Menaces US contre des sites culturels iraniens : pourquoi Téhéran parle de "crimes de guerre" ?

Alors que Donald Trump menace d'attaquer 52 sites iraniens, dont des cibles culturelles, Téhéran affirme qu'il s'agirait de "crimes de guerre".

Le ministre iranien des Affaires étrangères a mis en garde Donald Trump, après que le président américain a menacé de frapper \"52 sites\" iraniens, dont des lieux historiques. \"Viser des sites culturels est un crime de guerre\", a notamment écrit Mohammad Javad Zarif (ci-contre le 29 octobre 2019 à Genève) lundi 5 janvier sur son compte Twitter.
Le ministre iranien des Affaires étrangères a mis en garde Donald Trump, après que le président américain a menacé de frapper "52 sites" iraniens, dont des lieux historiques. "Viser des sites culturels est un crime de guerre", a notamment écrit Mohammad Javad Zarif (ci-contre le 29 octobre 2019 à Genève) lundi 5 janvier sur son compte Twitter. (FABRICE COFFRINI / AFP)

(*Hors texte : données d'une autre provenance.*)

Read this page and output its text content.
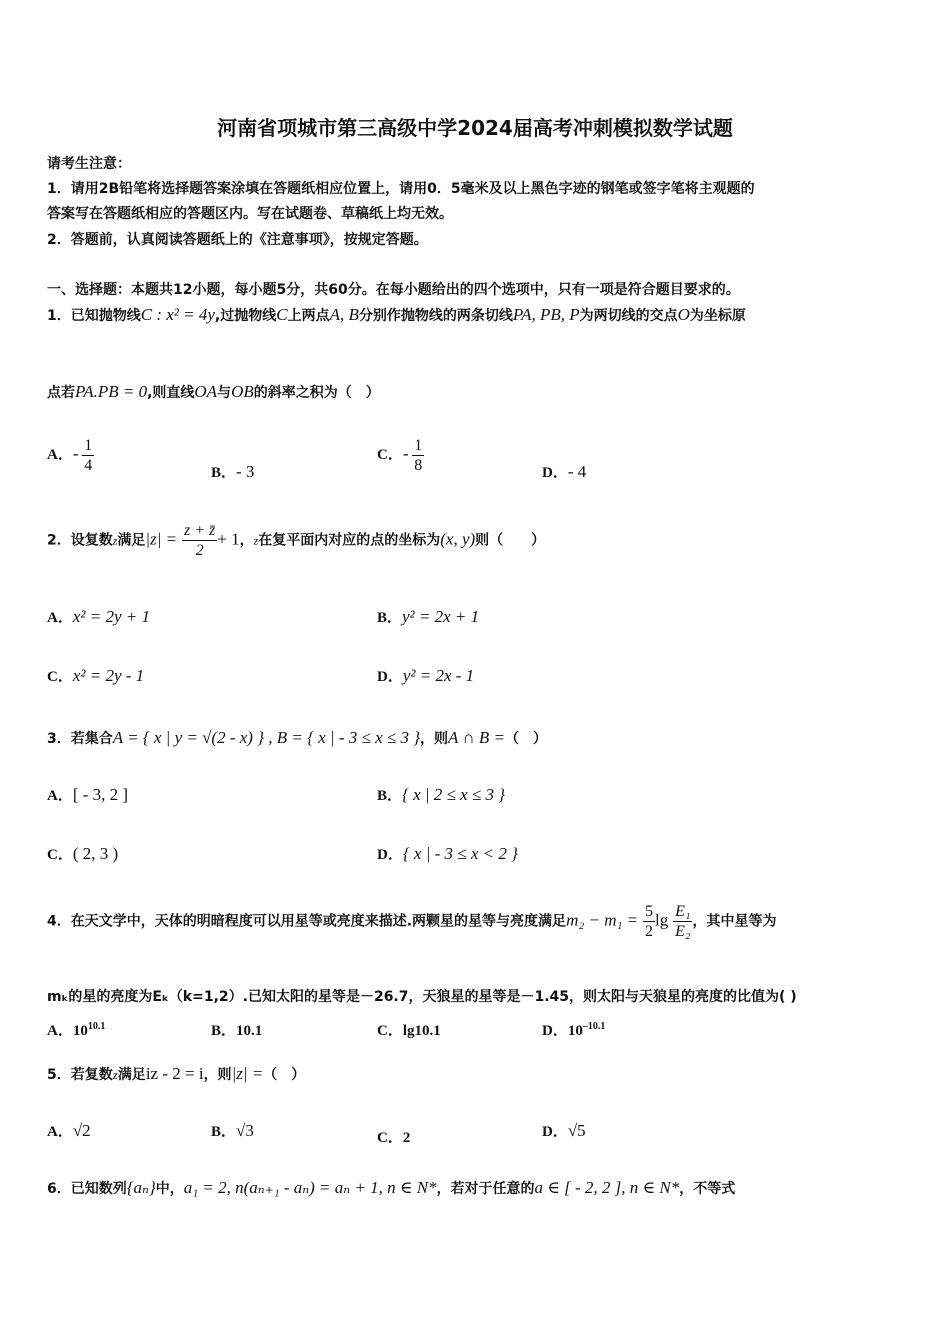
河南省项城市第三高级中学2024届高考冲刺模拟数学试题
请考生注意：
1．请用2B铅笔将选择题答案涂填在答题纸相应位置上，请用0．5毫米及以上黑色字迹的钢笔或签字笔将主观题的
答案写在答题纸相应的答题区内。写在试题卷、草稿纸上均无效。
2．答题前，认真阅读答题纸上的《注意事项》，按规定答题。
一、选择题：本题共12小题，每小题5分，共60分。在每小题给出的四个选项中，只有一项是符合题目要求的。
1．已知抛物线C : x² = 4y,过抛物线C上两点A, B分别作抛物线的两条切线PA, PB, P为两切线的交点O为坐标原
点若PA.PB = 0,则直线OA与OB的斜率之积为（　）
A．- $\frac{1}{4}$	B．- 3
C．- $\frac{1}{8}$	D．- 4
2．设复数z满足$|z| = \frac{z + z̄}{2} + 1$，z在复平面内对应的点的坐标为(x, y)则（　　）
A．x² = 2y + 1	B．y² = 2x + 1
C．x² = 2y - 1	D．y² = 2x - 1
3．若集合A = { x | y = √(2 - x) } , B = { x | - 3 ≤ x ≤ 3 }，则A ∩ B =（　）
A．[ - 3, 2 ]	B．{ x | 2 ≤ x ≤ 3 }
C．( 2, 3 )	D．{ x | - 3 ≤ x < 2 }
4．在天文学中，天体的明暗程度可以用星等或亮度来描述.两颗星的星等与亮度满足$m_2 - m_1 = \frac{5}{2}$ $\lg \frac{\text{E₁}}{\text{E₂}}$ ，其中星等为
mₖ的星的亮度为Eₖ（k=1,2）.已知太阳的星等是－26.7，天狼星的星等是－1.45，则太阳与天狼星的亮度的比值为( )
A．$10^{10.1}$	B．10.1	C．lg10.1	D．$10^{-10.1}$
5．若复数z满足iz - 2 = i，则|z| =（　）
A．√2	B．√3	C．2	D．√5
6．已知数列{aₙ}中，a₁ = 2, n(aₙ₊₁ - aₙ) = aₙ + 1, n ∈ N*，若对于任意的a ∈ [ - 2, 2 ], n ∈ N*，不等式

Le cycle des menaces est enclenché entre Américains et Iraniens depuis la mort du général Soleimani tué par un drone US en Irak. Téhéran a promis de riposter aux Etats-Unis au "bon endroit et au bon moment". Donald Trump a alors menacé de frapper 52 sites iraniens, parmi lesquels des lieux culturels. Ce qui a fait réagir l'Iran, dénonçant par avance des "crimes de guerre". Franceinfo vous explique pourquoi l'Iran utilise ce terme.  

Parce qu'un tel crime a déjà été reconnu par la justice  

En 2016, la Cour pénale internationale de la Haye a condamné un jihadiste malien qui avait détruit plusieurs mausolées à Tombouctou en 2012. Certains des monuments étaient classés par l'Unesco au patrimoine mondial de l'humanité. Dans un procès historique, la cour a considéré pour la première fois la destruction du patrimoine culturel comme un "crime de guerre". Le coupable a écopé de neuf ans de prison. La Fédération internationale des ligues des droits de l’homme (FIDH) et deux autres organisations maliennes avaient déposé plainte en 2015.  

Jusqu'à ce procès, les dommages aux biens culturels n'étaient pas qualifiés de crimes de guerre, mais la Convention de la Haye en 1954 avait débouché sur la signature d'un traité international destiné à protéger les biens culturels en cas de conflit armé. La convention avait été adoptée à la suite des terribles destructions de patrimoine de la Seconde Guerre mondiale.     

Parce que l'ONU a adopté une résolution en 2017

Reste que depuis dix ans, d'autres destructions de sites culturels ont marqué les esprits. En dehors des attaques de Tombouctou au Mali, il y a eu la destruction par les Talibans des Bouddhas géants de Bamiyan en Afghanistan en 2001, la destruction par Daech de nombreuses pièces de la cité romaine antique de Palmyre sur le territoire syrien en 2015.  

C'est ce qui a poussé le conseil de sécurité de l'ONU à se prononcer en 2017. L'instance onusienne a ainsi voté à l'unanimité la résolution 2347 qui appelle à protéger le patrimoine dans toutes les zones de conflit, sans limitation géographique et pour tous types de menaces confondus (destruction, vol et pillage, trafic). Le texte souligne aussi qu'attaquer des sites du patrimoine culturel ou religieux "peut constituer, dans certaines circonstances et conformément au droit international un crime de guerre" ; et les "auteurs de telles attaques doivent être poursuivis en justice".

Si Donald Trump décidait réellement de cibler des sites de la culture iranienne, Téhéran pourrait craindre de voir attaqués plusieurs lieux prestigieux classés au patrimoine mondial de l’humanité, parmi lesquels le anciennes cités de Persépolis ou de Bam.